If the target temperature is very high, directly heating to that temperature can make the simulation
likely to crash. In such cases, staged heating is recommended: increase
TEMPERATURE through several short equilibration stages until
the final target temperature is reached. This is especially useful for AIMD at several thousand
kelvin, reactive systems, poor initial structures, or systems with close contacts. The thermostat
TIMECON still controls the coupling strength within each stage, but it does not replace the need
for a gradual temperature schedule when an abrupt jump would destabilise the trajectory.
For cooling or annealing, it is usually best to lower the target temperature in stages, especially
when the final structure depends on the cooling path. One-step cooling can also be used, but the
thermostat coupling should be weak enough, with a sufficiently large TIMECON so that the
temperature decreases slowly rather than being quenched abruptly. The appropriate schedule depends
on the system and on whether the goal is sampling, relaxation, or deliberate annealing.
For stochastic equilibration, use the LANGEVIN ensemble and adjust
GAMMA: smaller values are closer to NVE-like dynamics and
equilibrate more slowly; larger values thermostat more aggressively.
Temperature is an instantaneous kinetic estimator and is expected to fluctuate. A single snapshot at the target temperature is not evidence of equilibration. Check structural, energetic, and property-specific observables. For heterogeneous systems, do not rely only on total energy or global temperature; also inspect the region of interest.
Trajectories, energies, and restarts
The trajectory is controlled by MOTION/PRINT/TRAJECTORY. By
default, positions are written to files such as project-pos-1.xyz, where project is the value of
PROJECT_NAME. Velocities, forces, cell vectors, stresses, and
restart files are controlled by other print keys in MOTION/PRINT.
The file project-1.ener is often the first file to inspect. It contains columns such as
md_step, time[fs], e_kin[hartree], temp[K], e_pot[hartree], e_tot[hartree], elapsed_time_per_step[s]

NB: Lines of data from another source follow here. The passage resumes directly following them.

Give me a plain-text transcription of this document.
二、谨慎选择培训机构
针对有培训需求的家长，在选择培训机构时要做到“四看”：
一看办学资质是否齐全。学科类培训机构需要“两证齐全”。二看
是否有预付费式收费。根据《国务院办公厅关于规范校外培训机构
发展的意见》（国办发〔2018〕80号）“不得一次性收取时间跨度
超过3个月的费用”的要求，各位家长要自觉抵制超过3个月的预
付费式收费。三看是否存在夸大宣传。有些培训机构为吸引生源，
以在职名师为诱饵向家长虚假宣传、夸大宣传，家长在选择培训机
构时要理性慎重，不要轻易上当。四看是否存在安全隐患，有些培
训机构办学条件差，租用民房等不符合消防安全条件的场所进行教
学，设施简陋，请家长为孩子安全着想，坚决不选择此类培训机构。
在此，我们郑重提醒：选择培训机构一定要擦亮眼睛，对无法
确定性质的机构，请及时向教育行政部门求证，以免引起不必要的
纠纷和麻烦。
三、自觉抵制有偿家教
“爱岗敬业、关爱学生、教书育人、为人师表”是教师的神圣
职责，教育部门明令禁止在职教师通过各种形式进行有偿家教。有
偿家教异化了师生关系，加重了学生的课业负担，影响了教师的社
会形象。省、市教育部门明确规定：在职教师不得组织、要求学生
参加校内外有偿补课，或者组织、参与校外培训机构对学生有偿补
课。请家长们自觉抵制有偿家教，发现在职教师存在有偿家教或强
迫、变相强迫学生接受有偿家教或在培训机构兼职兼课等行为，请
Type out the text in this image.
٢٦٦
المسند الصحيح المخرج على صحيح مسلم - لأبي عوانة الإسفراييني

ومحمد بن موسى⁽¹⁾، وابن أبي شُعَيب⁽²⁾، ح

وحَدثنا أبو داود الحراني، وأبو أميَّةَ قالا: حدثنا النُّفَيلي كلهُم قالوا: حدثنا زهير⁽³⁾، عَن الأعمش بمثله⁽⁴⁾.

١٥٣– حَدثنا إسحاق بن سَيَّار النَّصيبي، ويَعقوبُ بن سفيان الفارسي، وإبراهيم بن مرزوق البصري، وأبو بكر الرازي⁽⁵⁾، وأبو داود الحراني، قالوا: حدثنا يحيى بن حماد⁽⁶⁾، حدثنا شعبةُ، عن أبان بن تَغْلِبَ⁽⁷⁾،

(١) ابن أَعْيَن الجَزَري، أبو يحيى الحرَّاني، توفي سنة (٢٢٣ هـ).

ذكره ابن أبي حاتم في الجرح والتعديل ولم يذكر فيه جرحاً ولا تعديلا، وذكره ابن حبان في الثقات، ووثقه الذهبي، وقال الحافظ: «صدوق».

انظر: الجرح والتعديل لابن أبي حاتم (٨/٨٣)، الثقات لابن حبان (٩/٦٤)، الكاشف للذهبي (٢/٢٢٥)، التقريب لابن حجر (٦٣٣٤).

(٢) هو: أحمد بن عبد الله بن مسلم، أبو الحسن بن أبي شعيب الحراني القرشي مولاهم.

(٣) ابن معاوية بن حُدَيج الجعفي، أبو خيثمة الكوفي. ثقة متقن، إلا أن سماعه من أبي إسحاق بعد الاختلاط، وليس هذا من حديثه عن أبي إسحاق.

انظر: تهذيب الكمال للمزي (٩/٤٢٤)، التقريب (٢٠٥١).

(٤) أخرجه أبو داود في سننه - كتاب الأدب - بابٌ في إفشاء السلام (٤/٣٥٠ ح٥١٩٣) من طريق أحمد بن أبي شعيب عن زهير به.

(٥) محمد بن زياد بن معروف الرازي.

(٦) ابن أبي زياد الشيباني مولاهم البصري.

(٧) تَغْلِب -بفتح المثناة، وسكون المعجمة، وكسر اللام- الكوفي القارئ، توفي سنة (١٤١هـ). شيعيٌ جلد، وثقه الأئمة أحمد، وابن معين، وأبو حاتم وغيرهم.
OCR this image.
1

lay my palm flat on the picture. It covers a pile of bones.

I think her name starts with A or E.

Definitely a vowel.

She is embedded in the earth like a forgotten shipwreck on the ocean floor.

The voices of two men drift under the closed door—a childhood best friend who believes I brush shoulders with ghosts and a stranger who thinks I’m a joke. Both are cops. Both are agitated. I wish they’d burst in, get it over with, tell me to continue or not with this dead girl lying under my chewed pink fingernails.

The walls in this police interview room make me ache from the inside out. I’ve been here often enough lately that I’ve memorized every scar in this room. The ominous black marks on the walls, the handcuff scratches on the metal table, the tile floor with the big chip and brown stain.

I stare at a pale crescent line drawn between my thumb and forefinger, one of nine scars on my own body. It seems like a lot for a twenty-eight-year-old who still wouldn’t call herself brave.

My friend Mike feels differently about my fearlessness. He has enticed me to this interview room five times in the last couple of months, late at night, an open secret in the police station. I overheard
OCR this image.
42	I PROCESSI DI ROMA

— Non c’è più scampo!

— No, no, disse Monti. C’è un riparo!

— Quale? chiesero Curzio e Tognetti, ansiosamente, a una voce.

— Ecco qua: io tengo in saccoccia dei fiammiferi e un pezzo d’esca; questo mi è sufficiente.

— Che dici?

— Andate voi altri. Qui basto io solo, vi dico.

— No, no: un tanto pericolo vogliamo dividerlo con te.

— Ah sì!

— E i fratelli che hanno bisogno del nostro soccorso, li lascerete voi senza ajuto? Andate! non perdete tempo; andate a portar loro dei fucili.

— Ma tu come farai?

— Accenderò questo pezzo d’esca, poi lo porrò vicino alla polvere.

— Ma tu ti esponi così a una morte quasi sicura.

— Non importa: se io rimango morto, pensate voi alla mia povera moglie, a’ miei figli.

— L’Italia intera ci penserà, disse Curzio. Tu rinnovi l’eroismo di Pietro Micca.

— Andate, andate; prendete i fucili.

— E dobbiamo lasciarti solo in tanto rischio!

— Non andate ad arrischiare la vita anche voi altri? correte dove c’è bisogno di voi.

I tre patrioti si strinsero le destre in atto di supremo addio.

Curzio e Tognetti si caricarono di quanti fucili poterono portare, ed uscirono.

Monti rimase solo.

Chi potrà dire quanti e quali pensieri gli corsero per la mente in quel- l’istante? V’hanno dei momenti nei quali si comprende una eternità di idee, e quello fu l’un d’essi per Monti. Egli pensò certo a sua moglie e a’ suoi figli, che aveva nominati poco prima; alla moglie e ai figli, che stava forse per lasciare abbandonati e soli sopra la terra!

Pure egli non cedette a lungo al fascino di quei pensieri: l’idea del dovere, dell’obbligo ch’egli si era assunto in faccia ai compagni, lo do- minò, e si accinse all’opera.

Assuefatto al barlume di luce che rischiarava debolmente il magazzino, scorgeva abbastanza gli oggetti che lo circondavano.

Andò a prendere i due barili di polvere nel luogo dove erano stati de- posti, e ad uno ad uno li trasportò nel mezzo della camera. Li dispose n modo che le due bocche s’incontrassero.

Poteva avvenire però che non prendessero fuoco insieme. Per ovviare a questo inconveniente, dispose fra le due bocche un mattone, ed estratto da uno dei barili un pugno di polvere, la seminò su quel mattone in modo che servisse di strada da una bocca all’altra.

For thermostatted or barostatted simulations, also inspect the corresponding conserved quantity or cell output when available. For production runs, write restart files frequently enough that the trajectory can be continued without losing significant sampling time.
Validation checklist
Before running a long production trajectory, it is suggested to check that:
The planned length of trajectory and reserved computational time is long enough to overcome (auto)correlations and/or observe phenomena;
The force method and key parameters is validated on the particular system and is suitable for describing the target property;
The structure is physically reasonable and the shortest interatomic distances are sensible;
The periodic cell is large enough for the target property;
The SCF procedure converges reliably on representative snapshots;
The extrapolation method reduces SCF iterations without causing instability;
The time step gives acceptable energy conservation in a short test;
Thermostat and barostat time constants do not dominate the physical dynamics of interest;
NPT cell fluctuations are reasonable and not dominated by small-cell oscillations;
Output frequencies are sufficient for the target analysis but not so high that I/O dominates.